The report came just as we received notice that a further 10 Bahá’í women were sentenced to a combined 90 years of prison, convicted of charges including propaganda against the Islamic Republic and participation in deviant educational activities contrary to Islamic Sharia law. These activities were related to organising English language, painting, music and yoga classes, as well as nature trips for Iranian and Afghan children and teenagers.

Activities similar to those I help facilitate every week in my local neighbourhood.

Hearing that the persecution of my Bahá’í brothers and sisters is intensifying makes me even more aware of the privilege I have living in Australia. Had my parents not fled when they did, it could very well have been them sitting in a dank cell in Evin prison, one of the country’s most notorious jails where so many Bahá’ís and other political prisoners serve out their sentence.

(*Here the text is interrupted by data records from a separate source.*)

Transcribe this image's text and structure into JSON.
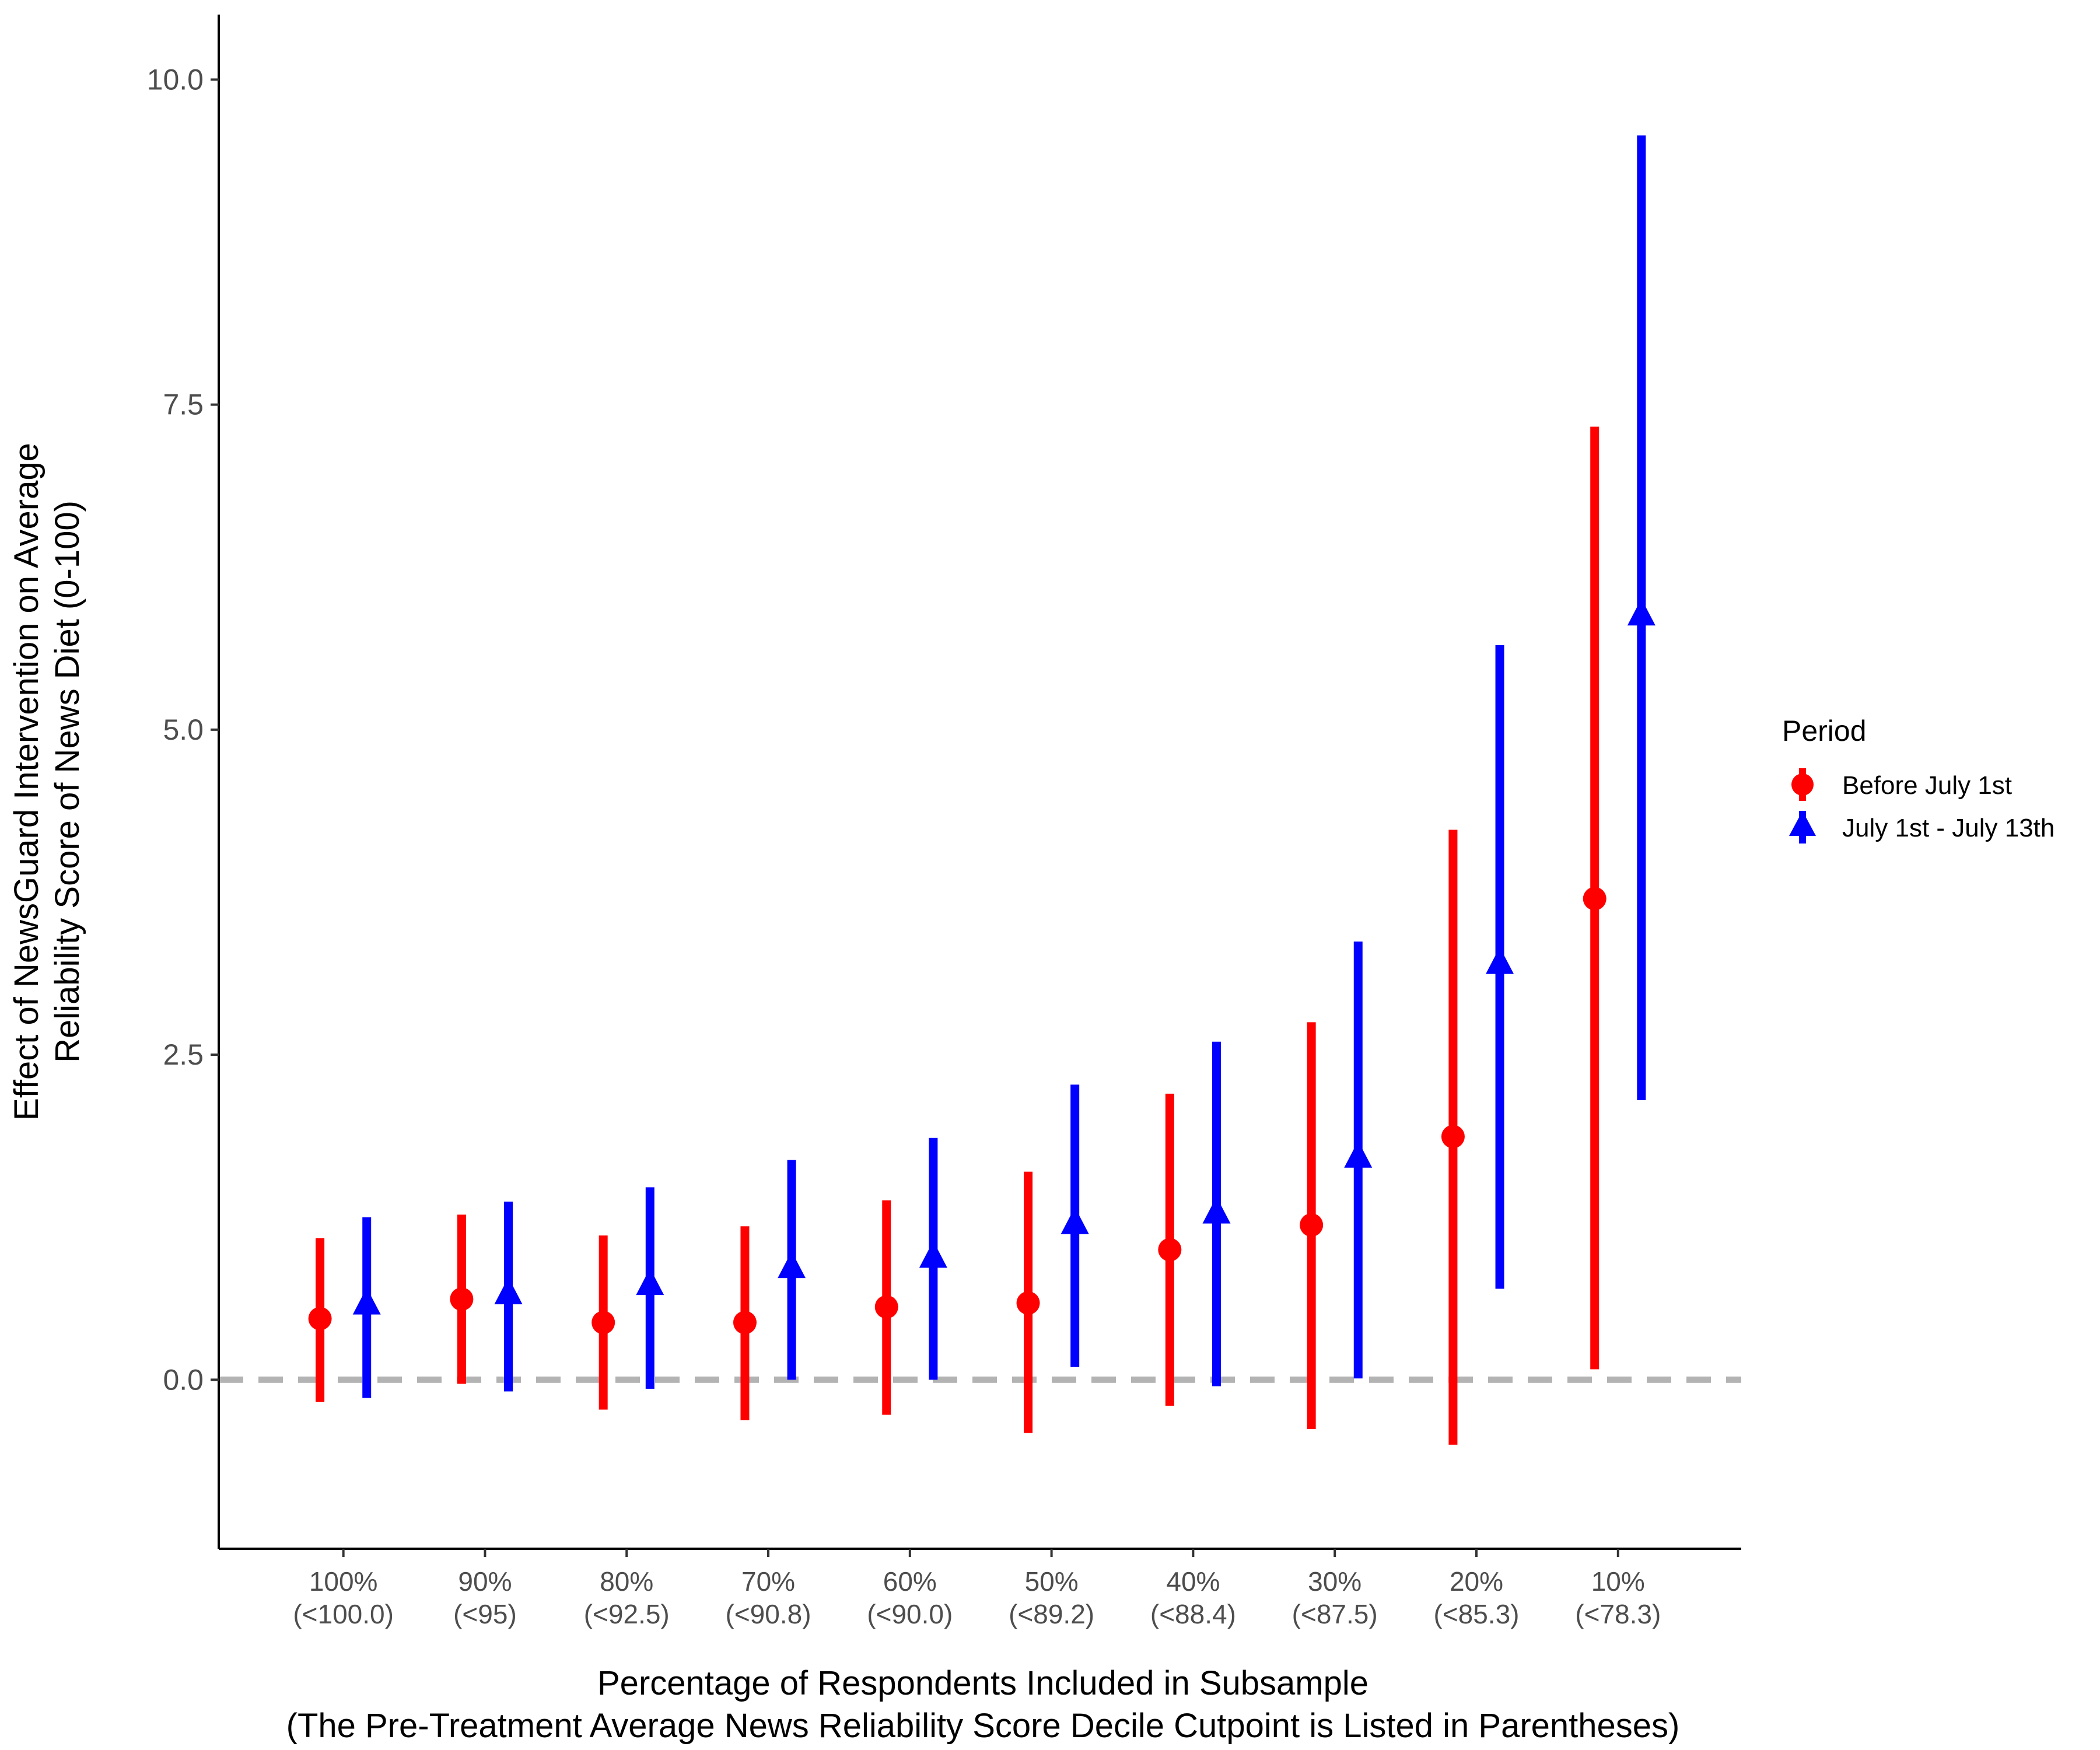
{
  "chart_data": {
    "type": "scatter",
    "subtype": "point-range",
    "title": "",
    "xlabel_line1": "Percentage of Respondents Included in Subsample",
    "xlabel_line2": "(The Pre-Treatment Average News Reliability Score Decile Cutpoint is Listed in Parentheses)",
    "ylabel_line1": "Effect of NewsGuard Intervention on Average",
    "ylabel_line2": "Reliability Score of News Diet (0-100)",
    "ylim": [
      -1.3,
      10.5
    ],
    "yticks": [
      "0.0",
      "2.5",
      "5.0",
      "7.5",
      "10.0"
    ],
    "categories": [
      {
        "pct": "100%",
        "cut": "(<100.0)"
      },
      {
        "pct": "90%",
        "cut": "(<95)"
      },
      {
        "pct": "80%",
        "cut": "(<92.5)"
      },
      {
        "pct": "70%",
        "cut": "(<90.8)"
      },
      {
        "pct": "60%",
        "cut": "(<90.0)"
      },
      {
        "pct": "50%",
        "cut": "(<89.2)"
      },
      {
        "pct": "40%",
        "cut": "(<88.4)"
      },
      {
        "pct": "30%",
        "cut": "(<87.5)"
      },
      {
        "pct": "20%",
        "cut": "(<85.3)"
      },
      {
        "pct": "10%",
        "cut": "(<78.3)"
      }
    ],
    "reference_line": {
      "y": 0,
      "style": "dashed",
      "color": "#b3b3b3"
    },
    "legend": {
      "title": "Period",
      "position": "right"
    },
    "series": [
      {
        "name": "Before July 1st",
        "color": "#ff0000",
        "shape": "circle",
        "estimate": [
          0.47,
          0.62,
          0.44,
          0.44,
          0.56,
          0.59,
          1.0,
          1.19,
          1.87,
          3.7
        ],
        "lower": [
          -0.17,
          -0.03,
          -0.23,
          -0.31,
          -0.27,
          -0.41,
          -0.2,
          -0.38,
          -0.5,
          0.08
        ],
        "upper": [
          1.09,
          1.27,
          1.11,
          1.18,
          1.38,
          1.6,
          2.2,
          2.75,
          4.23,
          7.33
        ]
      },
      {
        "name": "July 1st - July 13th",
        "color": "#0000ff",
        "shape": "triangle",
        "estimate": [
          0.57,
          0.65,
          0.72,
          0.85,
          0.93,
          1.19,
          1.27,
          1.7,
          3.19,
          5.87
        ],
        "lower": [
          -0.14,
          -0.09,
          -0.07,
          0.0,
          0.0,
          0.1,
          -0.05,
          0.01,
          0.7,
          2.15
        ],
        "upper": [
          1.25,
          1.37,
          1.48,
          1.69,
          1.86,
          2.27,
          2.6,
          3.37,
          5.65,
          9.57
        ]
      }
    ]
  }
}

It has been more than two years now since the death of Mahsa Amini. But Iran’s human rights violations are perpetual and the systematic targeting of women only intensifies. According to a joint statement released last month by 18 UN experts, it also seems the authorities are increasingly targeting Bahá’í women through arrests, summoning for interrogation, enforced disappearance, raids and limitations on their freedoms. But these women deserve to gather in cities, villages and towns, regardless of what they believe or their backgrounds, and without being persecuted.

It’s at these moments in particular that I feel it is all the more important to use what little power I have to give a voice to those who do not have one. As Nobel prizewinning author Toni Morrison wrote: “When you get these jobs that you have been so brilliantly trained for, just remember that your real job is that if you are free, you need to free somebody else. If you have some power, then your job is to empower somebody else.”

These women, and so many others, have been imprisoned in my parents’ homeland for acts I carry out daily in my wish to contribute to something better. If that liberty has been taken from them, the least I can do is move forward in their stead and inspire others to do the same.